Aansprakelijkheid voor hulppersonen in het kader van vervoerovereenkomsten

In deze zaak gaat het om de aansprakelijkheid van Geldnet B.V. voor de schade die Kwantum Nederland B.V. heeft geleden door de diefstal van geld dat was opgeslagen in een depot van Geldnet. De diefstal vond plaats op 23 september 1995 en werd uitgevoerd door een werknemer van Geldnet, die niet door Geldnet was ingeschakeld voor de uitvoering van de vervoerovereenkomst.
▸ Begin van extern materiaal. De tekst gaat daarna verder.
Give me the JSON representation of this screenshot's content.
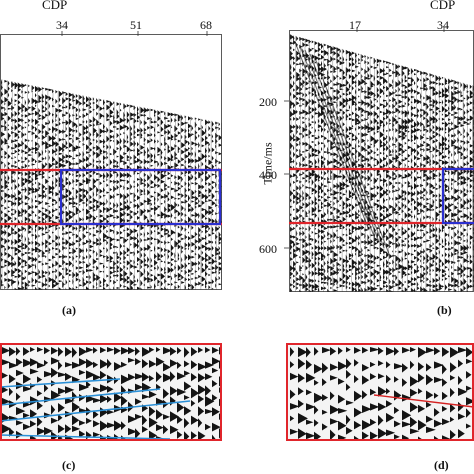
{
  "panel_a": {
    "axis_title": "CDP",
    "x_ticks": [
      "34",
      "51",
      "68"
    ],
    "caption": "(a)"
  },
  "panel_b": {
    "axis_title": "CDP",
    "x_ticks": [
      "17",
      "34"
    ],
    "y_axis_label": "Time/ms",
    "y_ticks": [
      "200",
      "400",
      "600"
    ],
    "caption": "(b)"
  },
  "panel_c": {
    "caption": "(c)"
  },
  "panel_d": {
    "caption": "(d)"
  },
  "colors": {
    "red_box": "#e0252b",
    "blue_box": "#2b2fd0",
    "cyan_lines": "#2a8fd6",
    "red_line": "#d42222",
    "panel_bg": "#f4f4f4",
    "wiggle_fill": "#141414"
  }
}
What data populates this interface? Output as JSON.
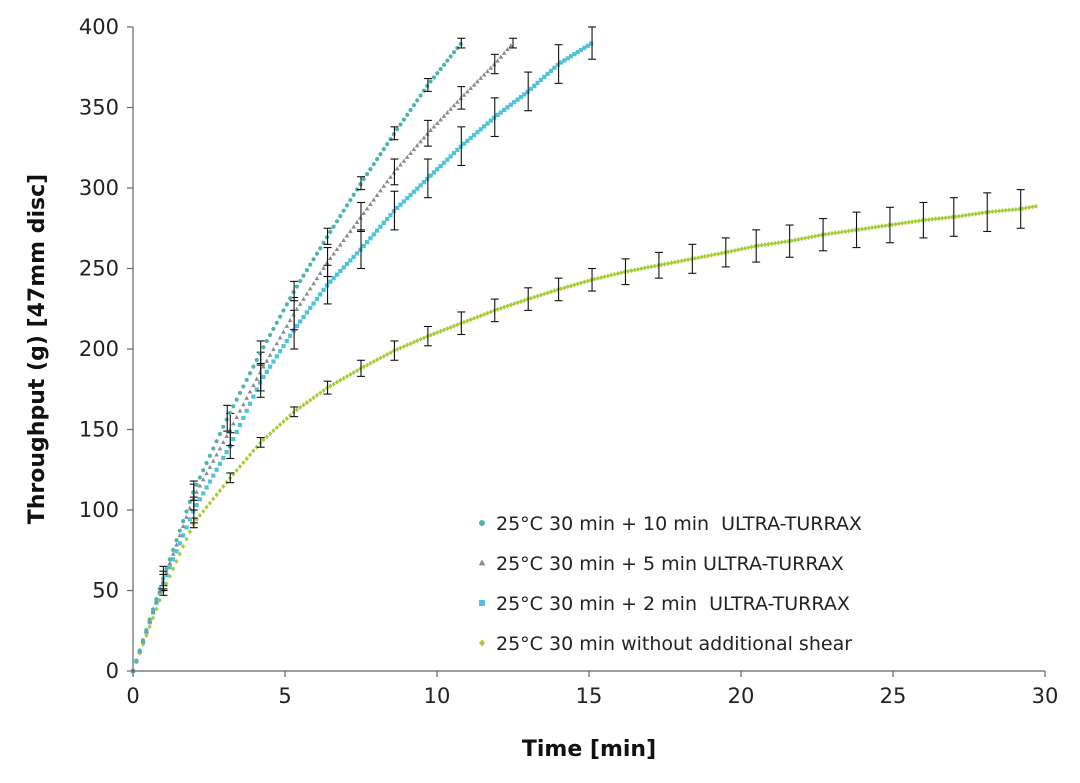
{
  "chart_data": {
    "type": "scatter",
    "xlabel": "Time [min]",
    "ylabel": "Throughput (g) [47mm disc]",
    "xlim": [
      0,
      30
    ],
    "ylim": [
      0,
      400
    ],
    "xticks": [
      "0",
      "5",
      "10",
      "15",
      "20",
      "25",
      "30"
    ],
    "yticks": [
      "0",
      "50",
      "100",
      "150",
      "200",
      "250",
      "300",
      "350",
      "400"
    ],
    "grid": false,
    "legend_position": "bottom-right",
    "series": [
      {
        "name": "25°C 30 min + 10 min  ULTRA-TURRAX",
        "color": "#4DB6AC",
        "marker": "circle",
        "x_end": 10.8,
        "y_end": 390,
        "points": [
          [
            0,
            0
          ],
          [
            1,
            58
          ],
          [
            2,
            112
          ],
          [
            3.1,
            157
          ],
          [
            4.2,
            198
          ],
          [
            5.3,
            236
          ],
          [
            6.4,
            270
          ],
          [
            7.5,
            303
          ],
          [
            8.6,
            334
          ],
          [
            9.7,
            364
          ],
          [
            10.8,
            390
          ]
        ],
        "errors": [
          0,
          7,
          6,
          8,
          7,
          6,
          5,
          4,
          4,
          4,
          3
        ]
      },
      {
        "name": "25°C 30 min + 5 min ULTRA-TURRAX",
        "color": "#8C8C8C",
        "marker": "triangle",
        "x_end": 12.5,
        "y_end": 390,
        "points": [
          [
            0,
            0
          ],
          [
            1,
            56
          ],
          [
            2,
            108
          ],
          [
            3.2,
            150
          ],
          [
            4.2,
            186
          ],
          [
            5.3,
            222
          ],
          [
            6.4,
            254
          ],
          [
            7.5,
            282
          ],
          [
            8.6,
            310
          ],
          [
            9.7,
            334
          ],
          [
            10.8,
            356
          ],
          [
            11.9,
            377
          ],
          [
            12.5,
            390
          ]
        ],
        "errors": [
          0,
          6,
          8,
          10,
          12,
          10,
          9,
          9,
          8,
          8,
          7,
          6,
          3
        ]
      },
      {
        "name": "25°C 30 min + 2 min  ULTRA-TURRAX",
        "color": "#4FC3D9",
        "marker": "square",
        "x_end": 15.1,
        "y_end": 390,
        "points": [
          [
            0,
            0
          ],
          [
            1,
            55
          ],
          [
            2,
            100
          ],
          [
            3.2,
            140
          ],
          [
            4.2,
            180
          ],
          [
            5.3,
            212
          ],
          [
            6.4,
            240
          ],
          [
            7.5,
            262
          ],
          [
            8.6,
            286
          ],
          [
            9.7,
            306
          ],
          [
            10.8,
            326
          ],
          [
            11.9,
            344
          ],
          [
            13,
            360
          ],
          [
            14,
            377
          ],
          [
            15.1,
            390
          ]
        ],
        "errors": [
          0,
          5,
          8,
          8,
          10,
          12,
          12,
          12,
          12,
          12,
          12,
          12,
          12,
          12,
          10
        ]
      },
      {
        "name": "25°C 30 min without additional shear",
        "color": "#A6CE39",
        "marker": "diamond",
        "x_end": 29.8,
        "y_end": 289,
        "points": [
          [
            0,
            0
          ],
          [
            1,
            50
          ],
          [
            2,
            92
          ],
          [
            3.2,
            120
          ],
          [
            4.2,
            142
          ],
          [
            5.3,
            161
          ],
          [
            6.4,
            176
          ],
          [
            7.5,
            188
          ],
          [
            8.6,
            199
          ],
          [
            9.7,
            208
          ],
          [
            10.8,
            216
          ],
          [
            11.9,
            224
          ],
          [
            13,
            231
          ],
          [
            14,
            237
          ],
          [
            15.1,
            243
          ],
          [
            16.2,
            248
          ],
          [
            17.3,
            252
          ],
          [
            18.4,
            256
          ],
          [
            19.5,
            260
          ],
          [
            20.5,
            264
          ],
          [
            21.6,
            267
          ],
          [
            22.7,
            271
          ],
          [
            23.8,
            274
          ],
          [
            24.9,
            277
          ],
          [
            26,
            280
          ],
          [
            27,
            282
          ],
          [
            28.1,
            285
          ],
          [
            29.2,
            287
          ],
          [
            29.8,
            289
          ]
        ],
        "errors": [
          0,
          3,
          3,
          3,
          3,
          3,
          4,
          5,
          6,
          6,
          7,
          7,
          7,
          7,
          7,
          8,
          8,
          9,
          9,
          10,
          10,
          10,
          11,
          11,
          11,
          12,
          12,
          12,
          0
        ]
      }
    ]
  }
}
Kwantum had Geldnet gedagvaard voor de Rechtbank te Amsterdam, waarbij zij een bedrag van ƒ 125.849,48 vorderde, vermeerderd met wettelijke rente en incassokosten. De Rechtbank oordeelde dat Geldnet slechts ƒ 11,72 aan Kwantum moest betalen, wat leidde tot hoger beroep door Kwantum bij het Gerechtshof te Amsterdam. Het Hof bekrachtigde het vonnis van de Rechtbank, maar Geldnet ging in cassatie tegen dit arrest.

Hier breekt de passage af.